L’éviction de la CNL du CNC est ressentie comme un reniement du travail passé et actuel réalisé par cette association et le réseau des bénévoles. En outre, la suppression de l’agrément, qui a entraîné celle de la subvention 2011, est susceptible d’affecter l’équilibre financier de la CNL ou de réduire son action à l’attention des locataires les plus fragiles.

C’est pourquoi André Chassaigne demande à Monsieur le Secrétaire d’Etat de bien vouloir réexaminer l’octroi aux associations spécialisées dans la défense des consommateurs, comme la CNL, d’un agrément pour siéger au Conseil National de la Consommation.

Réponse ministérielle du 09/08/11 :

L’agrément des associations de consommateurs, prévu par les articles L. 411-1 et suivants du code de la consommation, est délivré conjointement par le ministre chargé de la consommation et le garde des sceaux après avis du ministère public. L’agrément peut-être accordé à toute association qui satisfait aux conditions définies par les articles R. 411-1 et suivants du code de la consommation. L’association doit être indépendante de toutes formes d’activités professionnelles, exercer une activité effective et publique au service des intérêts des consommateurs et justifier, s’agissant d’une association nationale, d’un minimum de 10 000 adhérents. L’ensemble de ces conditions sont appréciées à partir d’un dossier que remet l’association et dont la composition est fixée par l’arrêté du 21 juin 1988 relatif à l’agrément des organisations de défense des consommateurs.

Ce dossier doit notamment comporter le rapport moral et le rapport financier approuvés lors de la dernière assemblée générale de l’association.

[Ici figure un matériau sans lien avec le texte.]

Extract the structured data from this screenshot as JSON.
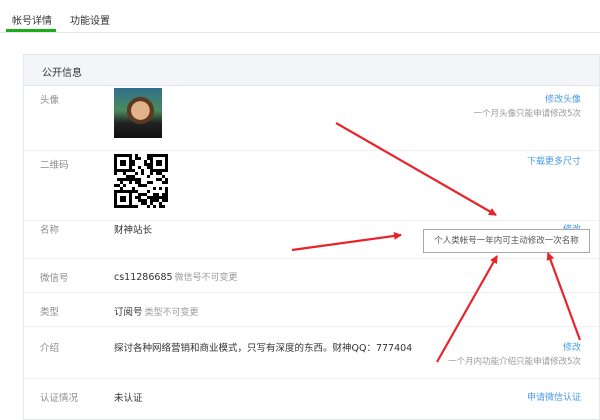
{
  "tabs": [
    {
      "label": "帐号详情",
      "active": true
    },
    {
      "label": "功能设置",
      "active": false
    }
  ],
  "section_title": "公开信息",
  "rows": {
    "avatar": {
      "label": "头像",
      "action": "修改头像",
      "hint": "一个月头像只能申请修改5次"
    },
    "qrcode": {
      "label": "二维码",
      "action": "下载更多尺寸"
    },
    "name": {
      "label": "名称",
      "value": "财神站长",
      "action": "修改"
    },
    "wechat_id": {
      "label": "微信号",
      "value": "cs11286685",
      "tip": "微信号不可变更"
    },
    "type": {
      "label": "类型",
      "value": "订阅号",
      "tip": "类型不可变更"
    },
    "intro": {
      "label": "介绍",
      "value": "探讨各种网络营销和商业模式，只写有深度的东西。财神QQ：777404",
      "action": "修改",
      "hint": "一个月内功能介绍只能申请修改5次"
    },
    "verify": {
      "label": "认证情况",
      "value": "未认证",
      "action": "申请微信认证"
    }
  },
  "tooltip": "个人类帐号一年内可主动修改一次名称",
  "colors": {
    "accent_green": "#1aad19",
    "link_blue": "#459ae9",
    "arrow_red": "#e8242a"
  }
}
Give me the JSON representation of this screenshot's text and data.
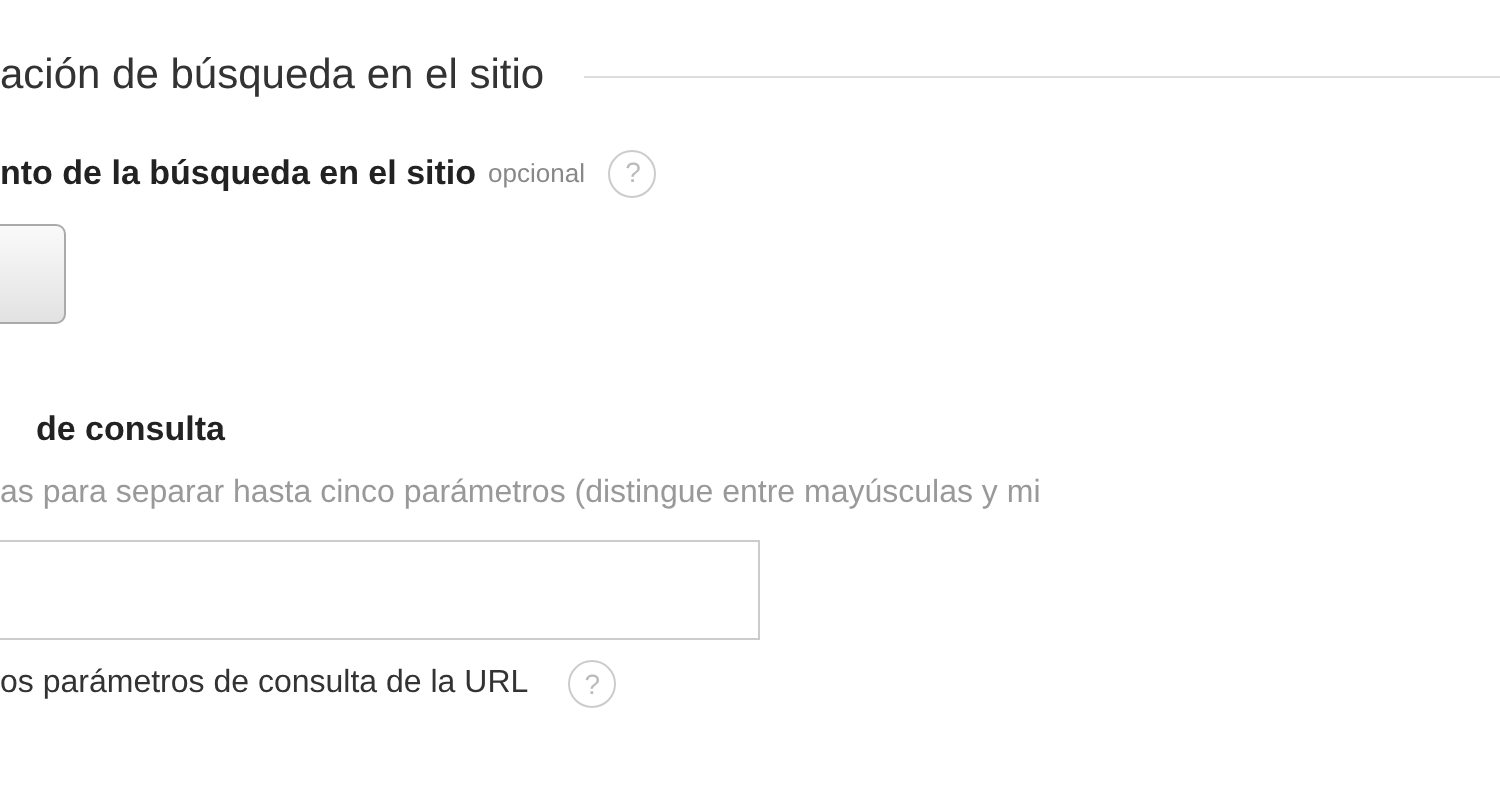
{
  "section_title": "ación de búsqueda en el sitio",
  "category_field": {
    "label": "nto de la búsqueda en el sitio",
    "optional_note": "opcional",
    "help": "?"
  },
  "query_field": {
    "label": "de consulta",
    "hint": "as para separar hasta cinco parámetros (distingue entre mayúsculas y mi"
  },
  "strip_option": {
    "label": "os parámetros de consulta de la URL",
    "help": "?"
  }
}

Le rapport financier doit comprendre un tableau retraçant les ressources et les charges financières et indiquer expressément le ou les montants des cotisations demandées aux membres de l’association et le produit de ces cotisations. Le 23 septembre 2010, conformément à l’avis du ministère de la justice, le secrétaire d’État chargé de la consommation a rejeté la demande de renouvellement d’agrément déposée par la Confédération nationale du logement (CNL) le 31 mars 2010 au motif que l’association n’avait pas apporté la justification du nombre d’adhérents et du montant des cotisations.

La CNL a récemment déposé une nouvelle demande d’agrément auprès de la direction départementale de la protection des populations de Seine-Saint-Denis. À l’appui de cette demande, la CNL joint les comptes financiers 2010 approuvés par son assemblée générale du 2 avril 2011 indiquant le montant des cotisations demandé à ses adhérents, le nombre de ses adhérents et le produit de ses cotisations.

Conformément aux dispositions des articles L. 411-1 et R. 411-1 et suivants du code de la consommation, cette demande a été transmise au procureur général. Ce dernier devra s’assurer que la CNL remplit l’ensemble des conditions prévues par le code de la consommation pour être agréée.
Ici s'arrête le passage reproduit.